Job Summary:
Decagon is the leading conversational AI platform empowering brands to deliver concierge customer experiences. The Senior Infrastructure Engineer will design, build, and operate production infrastructure for high-scale, low-latency systems, ensuring reliability and performance while supporting various deployment architectures.
Responsibilities:
• Design and implement critical infrastructure services with strong SLOs, clear runbooks, and actionable telemetry.
• Partner with research and product teams to architect solutions, set up prototypes, evaluate performance, and scale new features.
• Tune service latencies: optimize networking paths, apply smart caching/queuing, and tune CPU/memory/I/O for tight p95/p99s.
• Evolve CI/CD, golden paths, and self‑service tooling to improve developer velocity and safety.
• Support various deployment architectures for customers with robust observability and upgrade paths.

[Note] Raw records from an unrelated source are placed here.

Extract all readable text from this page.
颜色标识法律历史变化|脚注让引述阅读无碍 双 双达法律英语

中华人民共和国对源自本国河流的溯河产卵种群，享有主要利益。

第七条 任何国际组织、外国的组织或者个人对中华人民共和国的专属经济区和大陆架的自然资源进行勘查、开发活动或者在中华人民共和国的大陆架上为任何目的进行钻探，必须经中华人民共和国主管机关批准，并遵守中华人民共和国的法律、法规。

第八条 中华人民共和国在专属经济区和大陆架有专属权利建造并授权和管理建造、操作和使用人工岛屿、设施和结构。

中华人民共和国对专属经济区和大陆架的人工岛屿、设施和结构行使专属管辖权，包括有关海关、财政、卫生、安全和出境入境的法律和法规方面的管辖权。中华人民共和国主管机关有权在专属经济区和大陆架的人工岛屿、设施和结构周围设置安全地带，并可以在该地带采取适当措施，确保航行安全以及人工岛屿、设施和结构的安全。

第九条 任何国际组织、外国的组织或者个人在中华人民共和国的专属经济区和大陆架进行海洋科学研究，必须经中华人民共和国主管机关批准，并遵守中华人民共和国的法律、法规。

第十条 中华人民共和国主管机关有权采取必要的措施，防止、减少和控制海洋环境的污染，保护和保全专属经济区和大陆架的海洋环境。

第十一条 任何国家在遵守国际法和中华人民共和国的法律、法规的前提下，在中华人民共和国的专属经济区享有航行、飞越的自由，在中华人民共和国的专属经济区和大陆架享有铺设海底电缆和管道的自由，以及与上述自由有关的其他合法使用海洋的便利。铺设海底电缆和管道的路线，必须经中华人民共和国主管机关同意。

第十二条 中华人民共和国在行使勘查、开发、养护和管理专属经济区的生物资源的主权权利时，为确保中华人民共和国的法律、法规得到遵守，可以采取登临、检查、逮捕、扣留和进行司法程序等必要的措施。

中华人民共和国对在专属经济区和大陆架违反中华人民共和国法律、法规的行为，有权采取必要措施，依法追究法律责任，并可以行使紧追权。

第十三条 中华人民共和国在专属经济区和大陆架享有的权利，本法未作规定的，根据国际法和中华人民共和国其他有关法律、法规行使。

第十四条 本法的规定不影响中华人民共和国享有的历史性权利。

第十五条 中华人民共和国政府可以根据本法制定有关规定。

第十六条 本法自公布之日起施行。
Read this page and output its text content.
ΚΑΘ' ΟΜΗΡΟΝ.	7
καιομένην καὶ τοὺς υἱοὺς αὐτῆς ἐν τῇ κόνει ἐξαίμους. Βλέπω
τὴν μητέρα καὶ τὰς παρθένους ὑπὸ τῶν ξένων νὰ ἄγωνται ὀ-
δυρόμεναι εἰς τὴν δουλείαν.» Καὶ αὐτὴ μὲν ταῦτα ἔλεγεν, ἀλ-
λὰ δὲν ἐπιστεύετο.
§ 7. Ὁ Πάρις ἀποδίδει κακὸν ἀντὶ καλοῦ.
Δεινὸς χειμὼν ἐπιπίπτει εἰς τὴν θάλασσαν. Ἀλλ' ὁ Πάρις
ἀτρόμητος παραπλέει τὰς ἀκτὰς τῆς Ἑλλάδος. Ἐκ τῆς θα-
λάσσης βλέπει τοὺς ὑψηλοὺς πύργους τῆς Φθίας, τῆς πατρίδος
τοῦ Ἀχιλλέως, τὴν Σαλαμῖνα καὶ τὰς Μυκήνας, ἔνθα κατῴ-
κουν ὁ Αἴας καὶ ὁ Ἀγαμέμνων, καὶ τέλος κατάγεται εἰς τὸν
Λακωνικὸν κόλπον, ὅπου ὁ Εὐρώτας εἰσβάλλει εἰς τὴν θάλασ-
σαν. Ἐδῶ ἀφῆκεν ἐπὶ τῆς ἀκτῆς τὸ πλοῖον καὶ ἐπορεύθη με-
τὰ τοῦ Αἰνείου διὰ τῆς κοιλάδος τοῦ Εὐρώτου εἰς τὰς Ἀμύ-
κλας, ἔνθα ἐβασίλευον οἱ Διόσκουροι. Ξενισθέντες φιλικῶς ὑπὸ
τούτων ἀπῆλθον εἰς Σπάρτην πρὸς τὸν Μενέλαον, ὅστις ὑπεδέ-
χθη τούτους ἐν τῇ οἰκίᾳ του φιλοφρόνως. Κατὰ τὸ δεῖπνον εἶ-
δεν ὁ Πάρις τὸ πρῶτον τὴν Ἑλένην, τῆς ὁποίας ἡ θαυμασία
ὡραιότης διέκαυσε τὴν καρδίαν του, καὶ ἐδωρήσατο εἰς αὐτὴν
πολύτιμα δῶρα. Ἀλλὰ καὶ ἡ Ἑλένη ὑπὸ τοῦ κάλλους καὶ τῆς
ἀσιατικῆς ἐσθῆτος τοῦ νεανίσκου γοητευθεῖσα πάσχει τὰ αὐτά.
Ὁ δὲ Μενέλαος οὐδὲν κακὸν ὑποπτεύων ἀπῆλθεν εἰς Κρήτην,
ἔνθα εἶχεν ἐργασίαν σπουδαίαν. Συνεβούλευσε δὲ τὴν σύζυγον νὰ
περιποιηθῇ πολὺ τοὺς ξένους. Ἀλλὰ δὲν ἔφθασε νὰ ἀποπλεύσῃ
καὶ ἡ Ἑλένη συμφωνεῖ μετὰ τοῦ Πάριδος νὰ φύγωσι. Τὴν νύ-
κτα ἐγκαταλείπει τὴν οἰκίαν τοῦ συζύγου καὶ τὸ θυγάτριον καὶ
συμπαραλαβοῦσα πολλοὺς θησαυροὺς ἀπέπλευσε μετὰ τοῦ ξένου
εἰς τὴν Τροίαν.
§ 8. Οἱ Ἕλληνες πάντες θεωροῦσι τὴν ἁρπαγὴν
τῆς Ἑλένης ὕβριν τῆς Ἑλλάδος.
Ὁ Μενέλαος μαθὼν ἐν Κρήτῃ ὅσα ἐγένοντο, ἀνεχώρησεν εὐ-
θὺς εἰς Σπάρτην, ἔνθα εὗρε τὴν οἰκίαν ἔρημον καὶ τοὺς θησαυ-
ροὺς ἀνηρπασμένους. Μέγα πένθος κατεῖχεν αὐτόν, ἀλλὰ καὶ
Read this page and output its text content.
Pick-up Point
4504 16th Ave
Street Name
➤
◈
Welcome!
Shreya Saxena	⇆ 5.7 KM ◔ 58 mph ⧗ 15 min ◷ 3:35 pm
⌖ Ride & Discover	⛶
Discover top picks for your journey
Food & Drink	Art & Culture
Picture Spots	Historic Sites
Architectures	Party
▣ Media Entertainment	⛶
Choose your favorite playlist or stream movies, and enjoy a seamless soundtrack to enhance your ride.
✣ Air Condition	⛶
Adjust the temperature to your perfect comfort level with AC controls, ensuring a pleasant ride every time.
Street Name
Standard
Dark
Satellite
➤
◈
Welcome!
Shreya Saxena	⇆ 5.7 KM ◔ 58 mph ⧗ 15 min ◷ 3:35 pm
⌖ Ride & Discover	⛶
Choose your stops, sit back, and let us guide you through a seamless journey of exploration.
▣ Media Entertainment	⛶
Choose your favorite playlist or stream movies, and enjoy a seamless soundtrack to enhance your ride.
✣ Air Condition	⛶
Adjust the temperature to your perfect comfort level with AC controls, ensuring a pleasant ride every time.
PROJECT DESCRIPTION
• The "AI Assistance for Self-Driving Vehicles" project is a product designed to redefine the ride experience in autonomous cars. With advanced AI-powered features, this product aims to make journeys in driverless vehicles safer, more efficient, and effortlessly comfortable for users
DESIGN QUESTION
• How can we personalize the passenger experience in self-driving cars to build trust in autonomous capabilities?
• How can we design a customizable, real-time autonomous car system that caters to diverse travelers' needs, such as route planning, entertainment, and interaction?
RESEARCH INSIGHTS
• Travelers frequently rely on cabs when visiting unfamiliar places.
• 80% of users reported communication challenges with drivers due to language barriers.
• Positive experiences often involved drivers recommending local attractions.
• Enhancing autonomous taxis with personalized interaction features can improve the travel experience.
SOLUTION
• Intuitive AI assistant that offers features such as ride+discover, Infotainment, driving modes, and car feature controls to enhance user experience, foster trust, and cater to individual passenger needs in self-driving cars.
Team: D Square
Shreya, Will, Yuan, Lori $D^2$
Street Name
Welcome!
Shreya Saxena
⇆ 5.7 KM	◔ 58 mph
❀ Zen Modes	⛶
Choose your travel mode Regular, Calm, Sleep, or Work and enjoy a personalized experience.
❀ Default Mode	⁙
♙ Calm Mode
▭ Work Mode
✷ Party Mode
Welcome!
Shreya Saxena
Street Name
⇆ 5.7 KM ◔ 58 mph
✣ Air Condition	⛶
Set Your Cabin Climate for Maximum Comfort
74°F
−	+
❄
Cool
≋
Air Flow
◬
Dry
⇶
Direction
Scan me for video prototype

• Lead infrastructure‑as‑code (Terraform) and GitOps practices; reduce drift with reusable modules and policy‑as‑code.
• Participate in on‑call and drive down toil through automation and elimination of recurring issues.
Qualifications:
Required:
• 5+ years building and operating production infrastructure at scale.
• Depth in at least one area across Core/Data/AI-ML/Platform/Voice, with curiosity to learn the rest.
• Proven track record meeting high availability and low latency targets (owning SLOs, p95/p99, and load testing).
• Excellent observability chops (OpenTelemetry, Prometheus/Grafana, Datadog) and incident response (PagerDuty, SLO/error budgets).
• Clear written communication and the ability to turn ambiguous requirements into simple, reliable designs.
Preferred:
• Experience being an early backend/platform/infrastructure engineer at another company
• Strong Kubernetes experience (GKE/EKS/AKS) and experience across multiple cloud providers (GCP, AWS, and Azure)
• Experience with customer-managed deployments
Company:
Decagon provides a conversational AI platform for automating customer support across multiple channels. Founded in 2023, the company is headquartered in San Francisco, USA, with a team of 201-500 employees. The company is currently Growth Stage.